Function Preserving Surgery forBrachial Plexus Fibromatosis withMediastinal Extension
Abstract:
Background:
Surgical considerations for extensive brachial plexus fibromatosis with mediastinal extension
are inadequately described in the literature.
Objective:
To describe the multidisciplinary collaborative operative technique and surgical nuances associated
with resection of a brachial plexus fibromatosis extending into the mediastinum while preserving neurological
function.
Surgical Procedure:
An intracapsular surgical decompression was performed using anterior transclavicular
approach taking proximal and distal control of subclavian vessels, under intraoperative neuromonitoring
guidance to attain a maximal‑safe‑resection along with preservation of neurological function.
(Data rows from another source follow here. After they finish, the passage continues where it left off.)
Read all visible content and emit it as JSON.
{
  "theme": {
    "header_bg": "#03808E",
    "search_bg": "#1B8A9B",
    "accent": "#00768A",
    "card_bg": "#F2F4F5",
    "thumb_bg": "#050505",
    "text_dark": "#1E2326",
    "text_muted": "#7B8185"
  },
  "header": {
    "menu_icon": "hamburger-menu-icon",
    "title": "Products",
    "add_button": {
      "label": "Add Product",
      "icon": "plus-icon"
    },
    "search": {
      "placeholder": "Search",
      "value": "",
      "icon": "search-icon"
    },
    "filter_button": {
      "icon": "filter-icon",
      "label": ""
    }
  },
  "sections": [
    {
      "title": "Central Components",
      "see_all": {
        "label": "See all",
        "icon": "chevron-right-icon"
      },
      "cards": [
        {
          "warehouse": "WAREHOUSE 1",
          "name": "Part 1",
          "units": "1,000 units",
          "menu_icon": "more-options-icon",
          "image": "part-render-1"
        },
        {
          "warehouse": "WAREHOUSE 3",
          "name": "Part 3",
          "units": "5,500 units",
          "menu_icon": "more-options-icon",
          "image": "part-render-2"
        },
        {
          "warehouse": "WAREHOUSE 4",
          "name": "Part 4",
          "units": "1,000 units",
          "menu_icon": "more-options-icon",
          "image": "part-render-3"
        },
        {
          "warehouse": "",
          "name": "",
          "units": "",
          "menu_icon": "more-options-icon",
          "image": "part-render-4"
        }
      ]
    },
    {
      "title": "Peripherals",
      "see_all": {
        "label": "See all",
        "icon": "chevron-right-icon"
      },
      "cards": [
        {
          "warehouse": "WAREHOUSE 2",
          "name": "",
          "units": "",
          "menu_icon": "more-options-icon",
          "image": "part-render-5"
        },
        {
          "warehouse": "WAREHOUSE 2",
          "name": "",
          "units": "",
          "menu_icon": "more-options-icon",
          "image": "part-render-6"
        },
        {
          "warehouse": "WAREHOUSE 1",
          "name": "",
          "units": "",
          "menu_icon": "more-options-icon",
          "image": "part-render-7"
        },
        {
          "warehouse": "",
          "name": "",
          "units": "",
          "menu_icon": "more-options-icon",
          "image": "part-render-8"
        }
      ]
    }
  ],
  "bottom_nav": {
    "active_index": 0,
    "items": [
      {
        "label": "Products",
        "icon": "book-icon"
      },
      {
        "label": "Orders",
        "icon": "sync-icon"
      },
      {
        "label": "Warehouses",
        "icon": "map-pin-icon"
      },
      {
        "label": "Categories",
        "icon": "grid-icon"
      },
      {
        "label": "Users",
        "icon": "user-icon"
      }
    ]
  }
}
The histopathology
was suggestive of a desmoid tumor.
Results: The patient had a significant reduction in the size of the lesion on follow‑up imaging, had functional
improvement at 4 months follow‑up and is currently being managed by medical oncologists with maintenance
chemotherapy.
Conclusion:
A tailored multidisciplinary function preserving surgical approach with maintenance chemotherapy
is an acceptable management strategy in preserving a patient’s quality of life for infiltrating desmoid tumors
encasing brachial plexus with mediastinal extension.